AK Parti, milliyetçi söylemi öne çıkardı. CHP türbana yaklaştı. MHP, Alevi yaklaşımına girdi... AK Parti, CHP ve MHP'nin bu arayışlarının temelinin iyi anlaşılması gerekiyor. Tüm bu arayışların, yeni yönelimlerin, Mart 2009 yerel seçimleri ve muhtemel genel seçimle doğrudan ilgili olduğu açık. CHP lideri Deniz Baykal'a, destek veren en sürpriz isim Başbakan Erdoğan oldu. Erdoğan'ın oy alma anlamında siyaseti bizlerden çok iyi bildiğine hiç ama hiç kuşku yok. Erdoğan, CHP'ye çarşaflı kadınların üye olması ile ilgili "Türkiye'de güzel gelişmeler oluyor, temenni ederim ki bu süreç aynen bu şekilde döner" dedi.
NORMALLEŞME Baykal'ın yerleşik kalıpları yıkan çıkışları, Türkiye'de "normalleşme" yolunda hayati gelişmeler yaşandığının habercisidir. Baykal'ın "çarşaf açılımı" veya "tek parti zihniyeti"ni eleştirmesi gibi "simgesel" atakları, kronik sorunların çözümü yolundaki psikolojik eşiğin aşılması anlamına geliyor.

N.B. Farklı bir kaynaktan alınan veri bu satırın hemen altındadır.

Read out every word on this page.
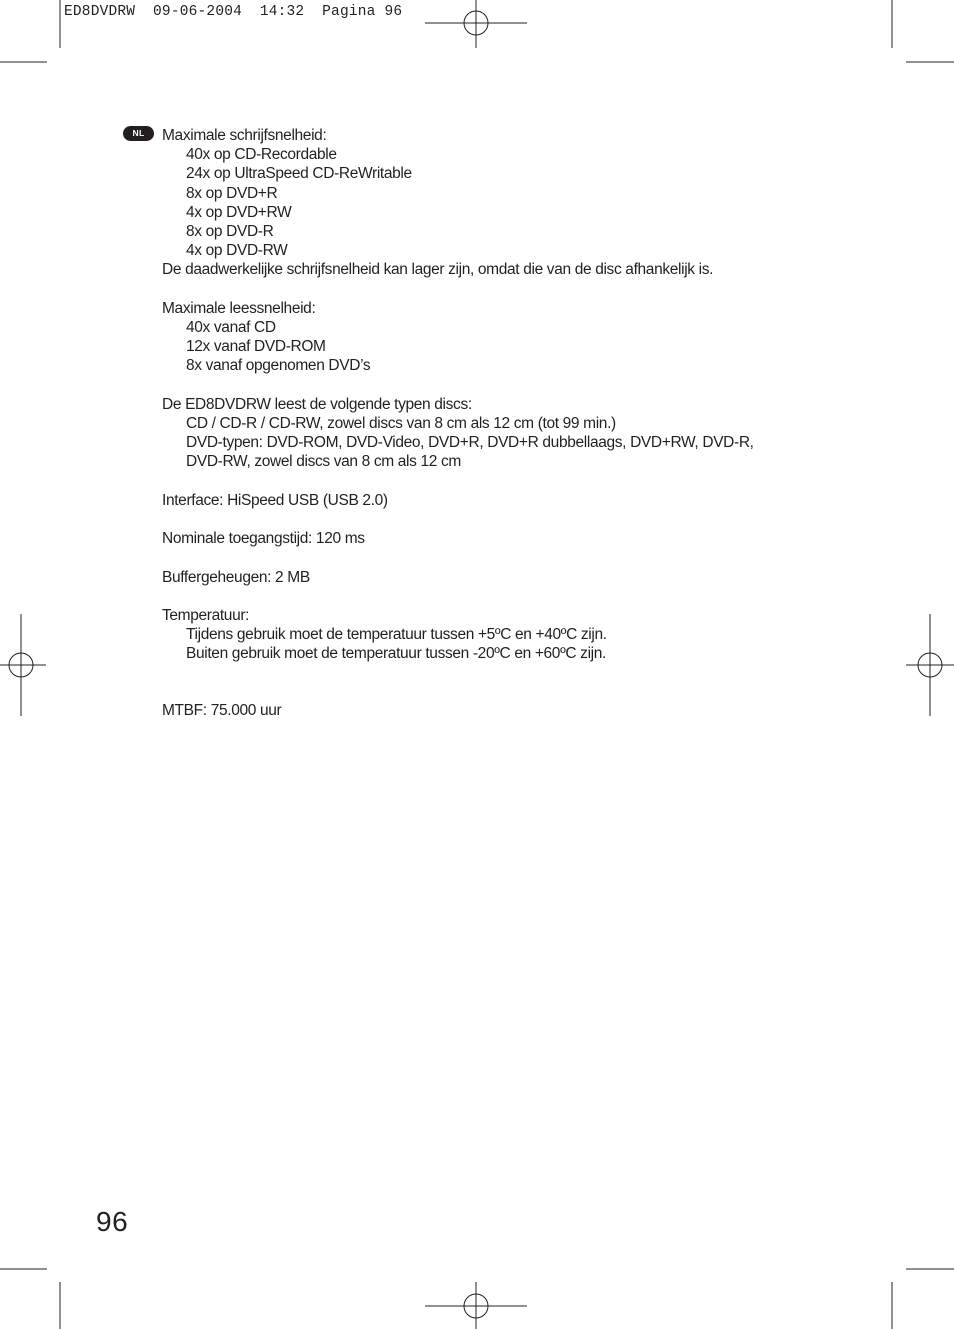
ED8DVDRW  09-06-2004  14:32  Pagina 96
NL	Maximale schrijfsnelheid:
40x op CD-Recordable
24x op UltraSpeed CD-ReWritable
8x op DVD+R
4x op DVD+RW
8x op DVD-R
4x op DVD-RW
De daadwerkelijke schrijfsnelheid kan lager zijn, omdat die van de disc afhankelijk is.
Maximale leessnelheid:
40x vanaf CD
12x vanaf DVD-ROM
8x vanaf opgenomen DVD’s
De ED8DVDRW leest de volgende typen discs:
CD / CD-R / CD-RW, zowel discs van 8 cm als 12 cm (tot 99 min.)
DVD-typen: DVD-ROM, DVD-Video, DVD+R, DVD+R dubbellaags, DVD+RW, DVD-R,
DVD-RW, zowel discs van 8 cm als 12 cm
Interface: HiSpeed USB (USB 2.0)
Nominale toegangstijd: 120 ms
Buffergeheugen: 2 MB
Temperatuur:
Tijdens gebruik moet de temperatuur tussen +5ºC en +40ºC zijn.
Buiten gebruik moet de temperatuur tussen -20ºC en +60ºC zijn.
MTBF: 75.000 uur
96
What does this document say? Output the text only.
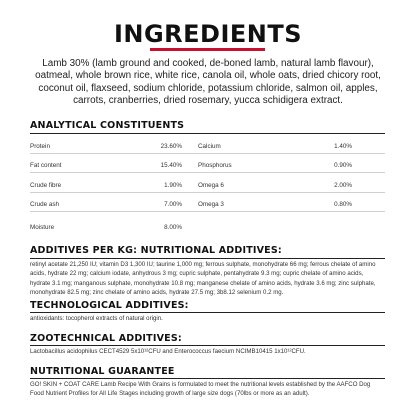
INGREDIENTS
Lamb 30% (lamb ground and cooked, de-boned lamb, natural lamb flavour), oatmeal, whole brown rice, white rice, canola oil, whole oats, dried chicory root, coconut oil, flaxseed, sodium chloride, potassium chloride, salmon oil, apples, carrots, cranberries, dried rosemary, yucca schidigera extract.
ANALYTICAL CONSTITUENTS
Protein	23.60%	Calcium	1.40%
Fat content	15.40%	Phosphorus	0.90%
Crude fibre	1.90%	Omega 6	2.00%
Crude ash	7.00%	Omega 3	0.80%
Moisture	8.00%
ADDITIVES PER KG: NUTRITIONAL ADDITIVES:
retinyl acetate 21,250 IU; vitamin D3 1,300 IU; taurine 1,000 mg; ferrous sulphate, monohydrate 66 mg; ferrous chelate of amino acids, hydrate 22 mg; calcium iodate, anhydrous 3 mg; cupric sulphate, pentahydrate 9.3 mg; cupric chelate of amino acids, hydrate 3.1 mg; manganous sulphate, monohydrate 10.8 mg; manganese chelate of amino acids, hydrate 3.6 mg; zinc sulphate, monohydrate 82.5 mg; zinc chelate of amino acids, hydrate 27.5 mg; 3b8.12 selenium 0.2 mg.
TECHNOLOGICAL ADDITIVES:
antioxidants: tocopherol extracts of natural origin.
ZOOTECHNICAL ADDITIVES:
Lactobacillus acidophilus CECT4529 5x10¹²CFU and Enterococcus faecium NCIMB10415 1x10¹²CFU.
NUTRITIONAL GUARANTEE
GO! SKIN + COAT CARE Lamb Recipe With Grains is formulated to meet the nutritional levels established by the AAFCO Dog Food Nutrient Profiles for All Life Stages including growth of large size dogs (70lbs or more as an adult).
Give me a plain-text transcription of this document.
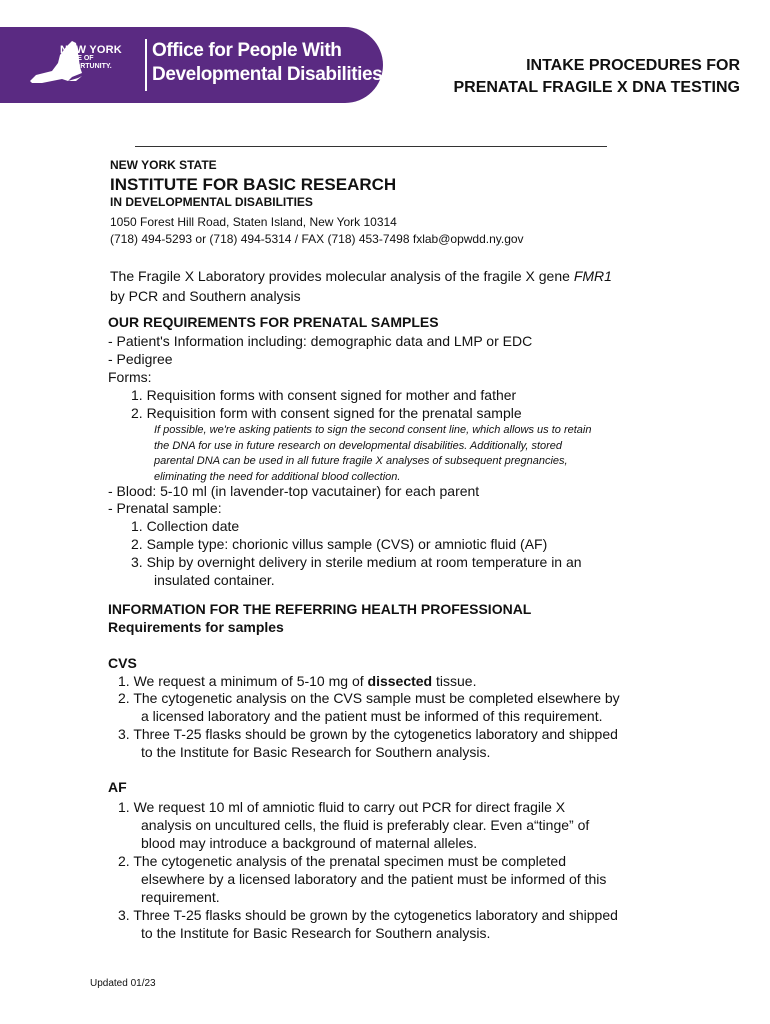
NEW YORK
STATE OF
OPPORTUNITY.
Office for People With
Developmental Disabilities	INTAKE PROCEDURES FOR
PRENATAL FRAGILE X DNA TESTING
NEW YORK STATE
INSTITUTE FOR BASIC RESEARCH
IN DEVELOPMENTAL DISABILITIES
1050 Forest Hill Road, Staten Island, New York 10314
(718) 494-5293 or (718) 494-5314 / FAX (718) 453-7498 fxlab@opwdd.ny.gov
The Fragile X Laboratory provides molecular analysis of the fragile X gene FMR1
by PCR and Southern analysis
OUR REQUIREMENTS FOR PRENATAL SAMPLES
- Patient's Information including: demographic data and LMP or EDC
- Pedigree
Forms:
1. Requisition forms with consent signed for mother and father
2. Requisition form with consent signed for the prenatal sample
If possible, we're asking patients to sign the second consent line, which allows us to retain
the DNA for use in future research on developmental disabilities. Additionally, stored
parental DNA can be used in all future fragile X analyses of subsequent pregnancies,
eliminating the need for additional blood collection.
- Blood: 5-10 ml (in lavender-top vacutainer) for each parent
- Prenatal sample:
1. Collection date
2. Sample type: chorionic villus sample (CVS) or amniotic fluid (AF)
3. Ship by overnight delivery in sterile medium at room temperature in an
insulated container.
INFORMATION FOR THE REFERRING HEALTH PROFESSIONAL
Requirements for samples
CVS
1. We request a minimum of 5-10 mg of dissected tissue.
2. The cytogenetic analysis on the CVS sample must be completed elsewhere by
a licensed laboratory and the patient must be informed of this requirement.
3. Three T-25 flasks should be grown by the cytogenetics laboratory and shipped
to the Institute for Basic Research for Southern analysis.
AF
1. We request 10 ml of amniotic fluid to carry out PCR for direct fragile X
analysis on uncultured cells, the fluid is preferably clear. Even a“tinge” of
blood may introduce a background of maternal alleles.
2. The cytogenetic analysis of the prenatal specimen must be completed
elsewhere by a licensed laboratory and the patient must be informed of this
requirement.
3. Three T-25 flasks should be grown by the cytogenetics laboratory and shipped
to the Institute for Basic Research for Southern analysis.
Updated 01/23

Son 20-25 senedir Türk-Sünni İslam tezlerine çok yakın duran MHP de Aleviler'e yönelik bir açılım arayışına girdi. MHP lideri Devlet Bahçeli de seçim için hazırlıklarını yapıyor. Başbakan Erdoğan'ın günlüklerini yazarak, tarihe ışık tutacak noktalara parmak basan, danışmanı Yalçın Akdoğan (Yasin Doğan) "CHP'nin normalleşmesi, Türkiye'nin normalleşmesidir" diyor. CHP, yalnızca aldığı oy oranıyla ifade edilemez. Toplumun ve devletin önemli sinir uçlarına oturan CHP zihniyetinin geçireceği dönüşüm Türk siyasi hayatı için hayati önemdedir. CHP belki uzun yıllardır iktidara gelememiştir, bundan sonra da güçlü bir iktidar oluşturması kolay değildir, ama takındığı tavır, Türkiye'nin dönüşümüne etki etmektedir.

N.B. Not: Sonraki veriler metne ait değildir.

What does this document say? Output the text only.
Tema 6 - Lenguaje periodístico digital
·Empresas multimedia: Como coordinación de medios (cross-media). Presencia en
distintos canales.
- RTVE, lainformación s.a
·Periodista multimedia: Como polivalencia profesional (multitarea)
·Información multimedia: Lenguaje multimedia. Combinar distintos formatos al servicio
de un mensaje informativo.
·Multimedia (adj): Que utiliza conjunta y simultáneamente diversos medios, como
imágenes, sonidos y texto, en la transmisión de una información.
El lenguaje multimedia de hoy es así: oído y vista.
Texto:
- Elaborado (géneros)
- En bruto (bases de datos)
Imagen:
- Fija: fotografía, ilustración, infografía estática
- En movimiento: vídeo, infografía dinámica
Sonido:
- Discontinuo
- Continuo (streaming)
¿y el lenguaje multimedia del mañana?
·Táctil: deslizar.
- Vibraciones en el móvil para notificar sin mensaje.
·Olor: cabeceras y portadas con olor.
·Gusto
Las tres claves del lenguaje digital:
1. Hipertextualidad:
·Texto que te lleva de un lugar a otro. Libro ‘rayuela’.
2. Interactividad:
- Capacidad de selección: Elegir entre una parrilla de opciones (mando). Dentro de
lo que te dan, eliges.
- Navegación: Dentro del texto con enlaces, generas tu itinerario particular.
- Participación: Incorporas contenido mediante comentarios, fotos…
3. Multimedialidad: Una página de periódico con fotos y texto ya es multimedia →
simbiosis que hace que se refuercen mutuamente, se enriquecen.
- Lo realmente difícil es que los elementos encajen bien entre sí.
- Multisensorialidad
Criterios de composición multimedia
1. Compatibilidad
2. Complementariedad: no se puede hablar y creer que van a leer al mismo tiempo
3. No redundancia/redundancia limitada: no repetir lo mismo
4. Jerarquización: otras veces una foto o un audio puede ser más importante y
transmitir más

BAŞBAKAN'IN DESTEĞİ Erdoğan'ın danışmanı, önemli bir noktayı açıkladı. Başbakan'ın tutumu da manidar. Oysa beklenen nedir? Muhalefet "Siyah" diyorsa, iktidar "Beyaz" der. Hemen amaç ve niyet sorgulaması devreye girer, siyasi söylem boşa çıkarılmaya çalışılır. Erdoğan'ın bu klasik siyasi refleksi göstermemesi önemli. AK Parti'yi başörtüsü istismarıyla suçlayan kesimlerin beklediği tepki, Başbakan'ın Baykal'ın inandırıcılığını sorgulaması ve konuyu CHP'ye kaptırma kaygısıyla işi hafife almasıydı. Oysa Başbakan gerçek derdinin çözüme odaklanmak olduğunu göstermiştir.

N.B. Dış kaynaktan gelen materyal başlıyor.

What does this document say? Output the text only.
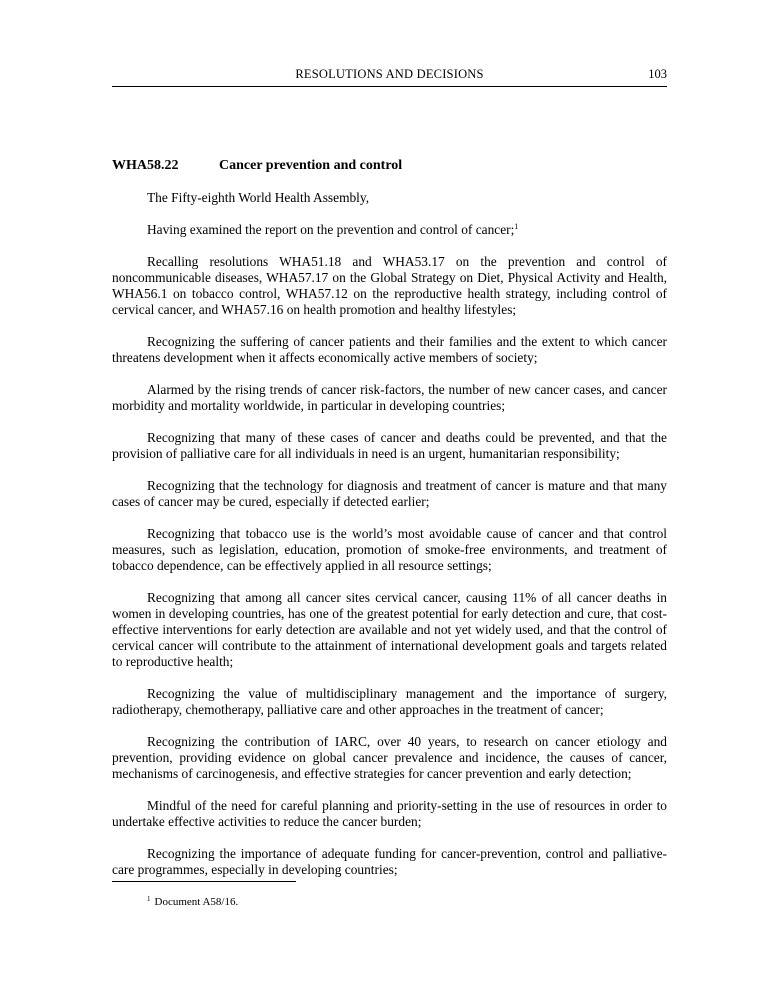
RESOLUTIONS AND DECISIONS	103
WHA58.22	Cancer prevention and control

The Fifty-eighth World Health Assembly,

Having examined the report on the prevention and control of cancer;$^1$

Recalling resolutions WHA51.18 and WHA53.17 on the prevention and control of noncommunicable diseases, WHA57.17 on the Global Strategy on Diet, Physical Activity and Health, WHA56.1 on tobacco control, WHA57.12 on the reproductive health strategy, including control of cervical cancer, and WHA57.16 on health promotion and healthy lifestyles;

Recognizing the suffering of cancer patients and their families and the extent to which cancer threatens development when it affects economically active members of society;

Alarmed by the rising trends of cancer risk-factors, the number of new cancer cases, and cancer morbidity and mortality worldwide, in particular in developing countries;

Recognizing that many of these cases of cancer and deaths could be prevented, and that the provision of palliative care for all individuals in need is an urgent, humanitarian responsibility;

Recognizing that the technology for diagnosis and treatment of cancer is mature and that many cases of cancer may be cured, especially if detected earlier;

Recognizing that tobacco use is the world’s most avoidable cause of cancer and that control measures, such as legislation, education, promotion of smoke-free environments, and treatment of tobacco dependence, can be effectively applied in all resource settings;

Recognizing that among all cancer sites cervical cancer, causing 11% of all cancer deaths in women in developing countries, has one of the greatest potential for early detection and cure, that cost-effective interventions for early detection are available and not yet widely used, and that the control of cervical cancer will contribute to the attainment of international development goals and targets related to reproductive health;

Recognizing the value of multidisciplinary management and the importance of surgery, radiotherapy, chemotherapy, palliative care and other approaches in the treatment of cancer;

Recognizing the contribution of IARC, over 40 years, to research on cancer etiology and prevention, providing evidence on global cancer prevalence and incidence, the causes of cancer, mechanisms of carcinogenesis, and effective strategies for cancer prevention and early detection;

Mindful of the need for careful planning and priority-setting in the use of resources in order to undertake effective activities to reduce the cancer burden;

Recognizing the importance of adequate funding for cancer-prevention, control and palliative-care programmes, especially in developing countries;

$^1$ Document A58/16.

BAYKAL NE YAPIYOR? Baykal, tarihi sözler sarf etmektedir. Kadınların yüzde 70'inin başörtülü olduğu gerçeğini kabullenmesi, örtüyle kavgalı olmadığını söylemesi, tehdidin çarşaflı kadınlarda olmadığını vurgulaması ve kendi çapında bir sorgulama içine girmesi önemli. Farklı kesimlere açılmayı salt oy avcılığıyla eş tutmamak gerekir. Her ne kadar temel saik bu olsa da oy açılımı zamanla düşünce açılımına, zihniyet dönüşümüne sebep olur. Bu yüzden CHP'nin oy saikiyle de olsa farklı kesimlerle duygudaşlık yapması, sahiplenme eğilimi göstermesi, sorun ve taleplerine duyarsız kalmaması başlı başına önemlidir. Ümit ederiz ki, Kürt meselesinden Alevi meselesine, AB konusundan muhafazakar kesimin taleplerine kadar her konuda partiler daha yapıcı bir tutum içinde ortak bir noktada buluşabilirler. Siyaset artık, partilerin pozisyonlarına ve kutuplaşmalarına göre değil, işbirliği ve uzlaşmaları üzerinden gerçekleşir.